Quinolones: from antibiotics to autoinducers

• Published in: FEMS microbiology reviews Vol. 35; no. 2; pp. 247 - 274
• Main Authors: Heeb, Stephan, Fletcher, Matthew P, Chhabra, Siri Ram, Diggle, Stephen P, Williams, Paul, Cámara, Miguel
• Format: Journal Article
• Language: English
• Published: Oxford, UK Blackwell Publishing Ltd 01.03.2011; Blackwell; Oxford University Press
• Subjects: Anti-Bacterial Agents - metabolism; Antibiotics; Anticancer properties; Antiinfectives and antibacterials; Antimicrobial activity; Antimicrobial agents; Bacterial Proteins - genetics; Bacterial Proteins - metabolism; Bacteriology; Biological and medical sciences; Biosynthesis; Burkholderia; Chelating agents; Cytochrome; Cytochrome bc1; Cytochromes; Drug development; Fundamental and applied biological sciences. Psychology; Gene expression; Gene Expression Regulation, Bacterial; Hydroxyquinoline; Iron; Metabolites; Microbiology; Microorganisms; Miscellaneous; Population density; Pseudomonas; Pseudomonas aeruginosa; Pseudomonas aeruginosa - genetics; Pseudomonas aeruginosa - metabolism; Quinine; quinoline; quinolone; Quinolones; Quinolones - metabolism; quorum sensing; Review; Virulence; quinolone; quinoline; quorum sensing; virulence; Pseudomonadales; Antibiotic; Virulence; Bacteria; Pseudomonadaceae; Quorum sensing; Review; Burkholderia; Pseudomonas
• ISSN: 0168-6445; 1574-6976; 1574-6976
• DOI: 10.1111/j.1574-6976.2010.00247.x

Since quinine was first isolated, animals, plants and microorganisms producing a wide variety of quinolone compounds have been discovered, several of which possess medicinally interesting properties ranging from antiallergenic and anticancer to antimicrobial activities.
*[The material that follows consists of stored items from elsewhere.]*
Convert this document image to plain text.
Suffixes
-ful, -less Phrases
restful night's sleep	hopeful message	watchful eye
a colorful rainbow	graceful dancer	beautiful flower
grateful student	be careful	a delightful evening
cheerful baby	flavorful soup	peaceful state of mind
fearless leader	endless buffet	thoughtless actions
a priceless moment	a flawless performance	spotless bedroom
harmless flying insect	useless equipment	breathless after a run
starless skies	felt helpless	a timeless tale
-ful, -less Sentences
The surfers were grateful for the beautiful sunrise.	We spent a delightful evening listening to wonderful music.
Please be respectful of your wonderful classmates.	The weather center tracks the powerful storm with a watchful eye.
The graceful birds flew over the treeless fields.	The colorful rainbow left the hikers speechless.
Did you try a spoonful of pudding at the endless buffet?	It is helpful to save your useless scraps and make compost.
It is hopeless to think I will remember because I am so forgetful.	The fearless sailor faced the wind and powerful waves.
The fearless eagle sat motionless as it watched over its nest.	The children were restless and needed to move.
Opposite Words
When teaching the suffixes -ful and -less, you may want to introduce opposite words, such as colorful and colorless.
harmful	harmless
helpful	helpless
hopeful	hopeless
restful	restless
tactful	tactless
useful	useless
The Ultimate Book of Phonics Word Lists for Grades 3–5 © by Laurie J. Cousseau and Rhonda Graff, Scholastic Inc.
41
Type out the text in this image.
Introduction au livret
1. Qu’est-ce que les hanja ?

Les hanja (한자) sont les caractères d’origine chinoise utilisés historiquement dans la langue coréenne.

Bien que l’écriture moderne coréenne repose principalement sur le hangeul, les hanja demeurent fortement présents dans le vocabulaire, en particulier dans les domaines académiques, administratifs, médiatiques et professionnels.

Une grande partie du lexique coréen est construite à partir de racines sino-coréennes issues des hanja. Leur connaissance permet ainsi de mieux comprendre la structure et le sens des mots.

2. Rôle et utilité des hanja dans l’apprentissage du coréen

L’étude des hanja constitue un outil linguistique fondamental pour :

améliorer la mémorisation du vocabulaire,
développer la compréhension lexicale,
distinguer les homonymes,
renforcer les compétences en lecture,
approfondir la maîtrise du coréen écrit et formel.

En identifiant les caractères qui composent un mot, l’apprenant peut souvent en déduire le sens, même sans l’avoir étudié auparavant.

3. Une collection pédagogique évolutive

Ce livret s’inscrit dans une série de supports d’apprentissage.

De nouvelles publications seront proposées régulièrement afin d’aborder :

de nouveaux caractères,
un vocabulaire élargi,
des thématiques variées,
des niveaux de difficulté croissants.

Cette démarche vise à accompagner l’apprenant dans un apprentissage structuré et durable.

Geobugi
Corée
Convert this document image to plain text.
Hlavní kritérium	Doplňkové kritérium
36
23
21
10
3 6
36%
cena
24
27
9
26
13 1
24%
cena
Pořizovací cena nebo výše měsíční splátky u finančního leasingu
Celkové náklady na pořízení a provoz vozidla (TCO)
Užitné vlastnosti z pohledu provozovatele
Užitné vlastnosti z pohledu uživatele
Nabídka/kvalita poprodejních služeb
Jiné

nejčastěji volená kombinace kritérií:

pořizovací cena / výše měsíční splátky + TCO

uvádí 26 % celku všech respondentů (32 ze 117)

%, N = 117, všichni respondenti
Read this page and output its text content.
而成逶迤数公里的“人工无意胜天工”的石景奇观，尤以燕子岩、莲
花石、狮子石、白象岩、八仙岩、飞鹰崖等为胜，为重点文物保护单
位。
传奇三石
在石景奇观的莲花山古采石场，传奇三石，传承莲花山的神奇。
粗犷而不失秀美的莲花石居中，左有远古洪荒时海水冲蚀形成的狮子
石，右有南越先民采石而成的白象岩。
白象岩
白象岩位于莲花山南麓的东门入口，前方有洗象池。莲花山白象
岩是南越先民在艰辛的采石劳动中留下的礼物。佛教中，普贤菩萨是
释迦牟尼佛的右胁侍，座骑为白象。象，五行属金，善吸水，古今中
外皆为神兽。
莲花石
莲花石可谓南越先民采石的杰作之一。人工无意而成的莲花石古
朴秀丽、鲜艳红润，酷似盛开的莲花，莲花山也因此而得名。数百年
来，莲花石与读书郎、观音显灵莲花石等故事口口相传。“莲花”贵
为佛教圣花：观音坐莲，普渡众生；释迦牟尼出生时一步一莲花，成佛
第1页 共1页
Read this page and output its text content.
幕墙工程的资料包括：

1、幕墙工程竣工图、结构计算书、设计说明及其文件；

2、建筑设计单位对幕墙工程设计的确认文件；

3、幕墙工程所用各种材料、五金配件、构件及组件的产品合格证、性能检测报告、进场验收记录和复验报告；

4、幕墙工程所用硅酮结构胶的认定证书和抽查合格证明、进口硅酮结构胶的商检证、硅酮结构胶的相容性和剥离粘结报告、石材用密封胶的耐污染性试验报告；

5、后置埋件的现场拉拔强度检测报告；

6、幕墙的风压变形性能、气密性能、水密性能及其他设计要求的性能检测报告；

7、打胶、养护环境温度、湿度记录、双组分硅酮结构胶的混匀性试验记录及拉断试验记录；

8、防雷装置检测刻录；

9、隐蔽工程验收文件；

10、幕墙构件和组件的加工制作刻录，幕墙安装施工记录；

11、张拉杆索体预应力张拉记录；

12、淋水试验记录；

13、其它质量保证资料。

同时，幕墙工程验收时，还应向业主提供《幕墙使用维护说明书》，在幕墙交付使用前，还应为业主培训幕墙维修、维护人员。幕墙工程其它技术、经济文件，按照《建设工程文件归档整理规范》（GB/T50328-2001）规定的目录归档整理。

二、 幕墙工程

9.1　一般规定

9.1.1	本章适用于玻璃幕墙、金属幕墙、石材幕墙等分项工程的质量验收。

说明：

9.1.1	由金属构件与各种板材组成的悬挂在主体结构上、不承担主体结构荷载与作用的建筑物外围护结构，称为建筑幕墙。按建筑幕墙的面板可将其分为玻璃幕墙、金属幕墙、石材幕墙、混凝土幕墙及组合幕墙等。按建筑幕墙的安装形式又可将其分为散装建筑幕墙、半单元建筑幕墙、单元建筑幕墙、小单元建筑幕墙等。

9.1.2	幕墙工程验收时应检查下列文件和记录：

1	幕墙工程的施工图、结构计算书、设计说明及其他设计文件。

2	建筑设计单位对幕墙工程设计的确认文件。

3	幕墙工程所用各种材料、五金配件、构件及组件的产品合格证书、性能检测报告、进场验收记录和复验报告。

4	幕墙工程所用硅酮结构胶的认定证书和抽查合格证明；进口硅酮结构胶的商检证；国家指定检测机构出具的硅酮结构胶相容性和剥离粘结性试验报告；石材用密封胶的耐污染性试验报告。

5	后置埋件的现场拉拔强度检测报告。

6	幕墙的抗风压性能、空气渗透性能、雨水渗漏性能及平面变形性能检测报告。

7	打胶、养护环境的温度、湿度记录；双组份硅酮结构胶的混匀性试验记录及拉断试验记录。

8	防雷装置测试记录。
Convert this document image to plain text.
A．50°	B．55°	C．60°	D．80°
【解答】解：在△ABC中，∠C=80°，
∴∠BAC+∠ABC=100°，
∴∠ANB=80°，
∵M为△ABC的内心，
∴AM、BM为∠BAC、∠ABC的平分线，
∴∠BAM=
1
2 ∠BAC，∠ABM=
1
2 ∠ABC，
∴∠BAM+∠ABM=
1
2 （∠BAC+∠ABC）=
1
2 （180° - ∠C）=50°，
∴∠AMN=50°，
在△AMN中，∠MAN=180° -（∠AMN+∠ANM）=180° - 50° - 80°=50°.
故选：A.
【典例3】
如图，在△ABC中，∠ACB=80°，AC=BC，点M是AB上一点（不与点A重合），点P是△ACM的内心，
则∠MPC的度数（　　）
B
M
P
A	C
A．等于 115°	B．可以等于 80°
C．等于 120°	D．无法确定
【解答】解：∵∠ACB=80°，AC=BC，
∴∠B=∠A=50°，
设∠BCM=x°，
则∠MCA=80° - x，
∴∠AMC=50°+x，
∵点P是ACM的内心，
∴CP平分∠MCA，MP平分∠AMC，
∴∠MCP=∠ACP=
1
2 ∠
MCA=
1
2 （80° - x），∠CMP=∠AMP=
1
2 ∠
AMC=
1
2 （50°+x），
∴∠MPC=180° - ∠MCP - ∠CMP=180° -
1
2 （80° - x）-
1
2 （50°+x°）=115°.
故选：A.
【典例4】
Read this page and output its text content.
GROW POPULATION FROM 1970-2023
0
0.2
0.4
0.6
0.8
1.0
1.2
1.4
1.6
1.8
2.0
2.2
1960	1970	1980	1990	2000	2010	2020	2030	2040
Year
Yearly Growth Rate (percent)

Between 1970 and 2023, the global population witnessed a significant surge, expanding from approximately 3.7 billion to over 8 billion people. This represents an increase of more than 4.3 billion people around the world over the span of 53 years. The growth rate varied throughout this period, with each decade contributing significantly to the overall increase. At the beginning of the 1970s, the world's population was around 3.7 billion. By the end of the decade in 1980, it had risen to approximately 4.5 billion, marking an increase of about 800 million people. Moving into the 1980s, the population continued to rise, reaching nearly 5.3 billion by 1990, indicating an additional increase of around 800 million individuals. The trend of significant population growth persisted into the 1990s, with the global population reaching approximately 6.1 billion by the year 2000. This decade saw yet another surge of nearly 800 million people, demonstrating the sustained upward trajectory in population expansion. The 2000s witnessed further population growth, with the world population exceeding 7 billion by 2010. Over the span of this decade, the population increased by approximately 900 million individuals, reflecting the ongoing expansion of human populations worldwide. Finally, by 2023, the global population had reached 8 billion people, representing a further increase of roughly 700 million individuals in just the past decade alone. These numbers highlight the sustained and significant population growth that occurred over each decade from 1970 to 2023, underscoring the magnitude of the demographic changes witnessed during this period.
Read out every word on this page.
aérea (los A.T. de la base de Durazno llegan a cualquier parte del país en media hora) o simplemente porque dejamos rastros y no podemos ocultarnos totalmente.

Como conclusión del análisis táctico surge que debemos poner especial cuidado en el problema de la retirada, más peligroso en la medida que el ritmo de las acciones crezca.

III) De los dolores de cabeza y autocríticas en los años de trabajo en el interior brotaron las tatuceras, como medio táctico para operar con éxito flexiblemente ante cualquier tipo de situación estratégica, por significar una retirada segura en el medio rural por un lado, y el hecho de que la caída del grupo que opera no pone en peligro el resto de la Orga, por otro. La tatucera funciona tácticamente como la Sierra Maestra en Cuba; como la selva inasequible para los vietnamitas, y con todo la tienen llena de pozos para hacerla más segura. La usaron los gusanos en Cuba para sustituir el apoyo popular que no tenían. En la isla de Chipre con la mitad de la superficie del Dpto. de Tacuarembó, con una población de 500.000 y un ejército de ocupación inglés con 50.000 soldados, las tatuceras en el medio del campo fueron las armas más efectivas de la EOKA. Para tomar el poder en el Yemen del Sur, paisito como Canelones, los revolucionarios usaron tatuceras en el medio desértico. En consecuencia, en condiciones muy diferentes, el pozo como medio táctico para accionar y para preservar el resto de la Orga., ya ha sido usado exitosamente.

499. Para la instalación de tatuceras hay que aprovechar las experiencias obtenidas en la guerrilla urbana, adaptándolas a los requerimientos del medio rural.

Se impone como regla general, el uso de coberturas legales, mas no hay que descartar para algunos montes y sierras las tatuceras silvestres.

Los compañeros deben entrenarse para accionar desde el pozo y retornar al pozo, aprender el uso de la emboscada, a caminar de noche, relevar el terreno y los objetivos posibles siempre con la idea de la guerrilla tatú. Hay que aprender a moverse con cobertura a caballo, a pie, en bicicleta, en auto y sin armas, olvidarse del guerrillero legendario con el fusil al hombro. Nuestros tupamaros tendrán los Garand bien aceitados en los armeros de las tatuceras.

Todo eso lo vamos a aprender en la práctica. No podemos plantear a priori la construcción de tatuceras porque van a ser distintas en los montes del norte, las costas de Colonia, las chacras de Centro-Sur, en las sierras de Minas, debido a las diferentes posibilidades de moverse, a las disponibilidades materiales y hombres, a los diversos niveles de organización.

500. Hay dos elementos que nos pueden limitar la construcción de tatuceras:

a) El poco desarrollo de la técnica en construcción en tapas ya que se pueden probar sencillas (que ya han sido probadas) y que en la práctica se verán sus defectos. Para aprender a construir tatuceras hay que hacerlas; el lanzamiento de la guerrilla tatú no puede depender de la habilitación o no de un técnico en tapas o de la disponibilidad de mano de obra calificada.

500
Over the years, these have served in the development of many synthetic drugs, including the successful fluoroquinolone antibiotics. Pseudomonas aeruginosa and related bacteria produce a number of 2-alkyl-4(1H)-quinolones, some of which exhibit antimicrobial activity. However, quinolones such as the Pseudomonas quinolone signal and 2-heptyl-4-hydroxyquinoline act as quorum-sensing signal molecules, controlling the expression of many virulence genes as a function of cell population density. Here, we review selectively this extensive family of bicyclic compounds, from natural and synthetic antimicrobials to signalling molecules, with a special emphasis on the biology of P. aeruginosa. In particular, we review their nomenclature and biochemistry, their multiple properties as membrane-interacting compounds, inhibitors of the cytochrome bc₁ complex and iron chelators, as well as the regulation of their biosynthesis and their integration into the intricate quorum-sensing regulatory networks governing virulence and secondary metabolite gene expression.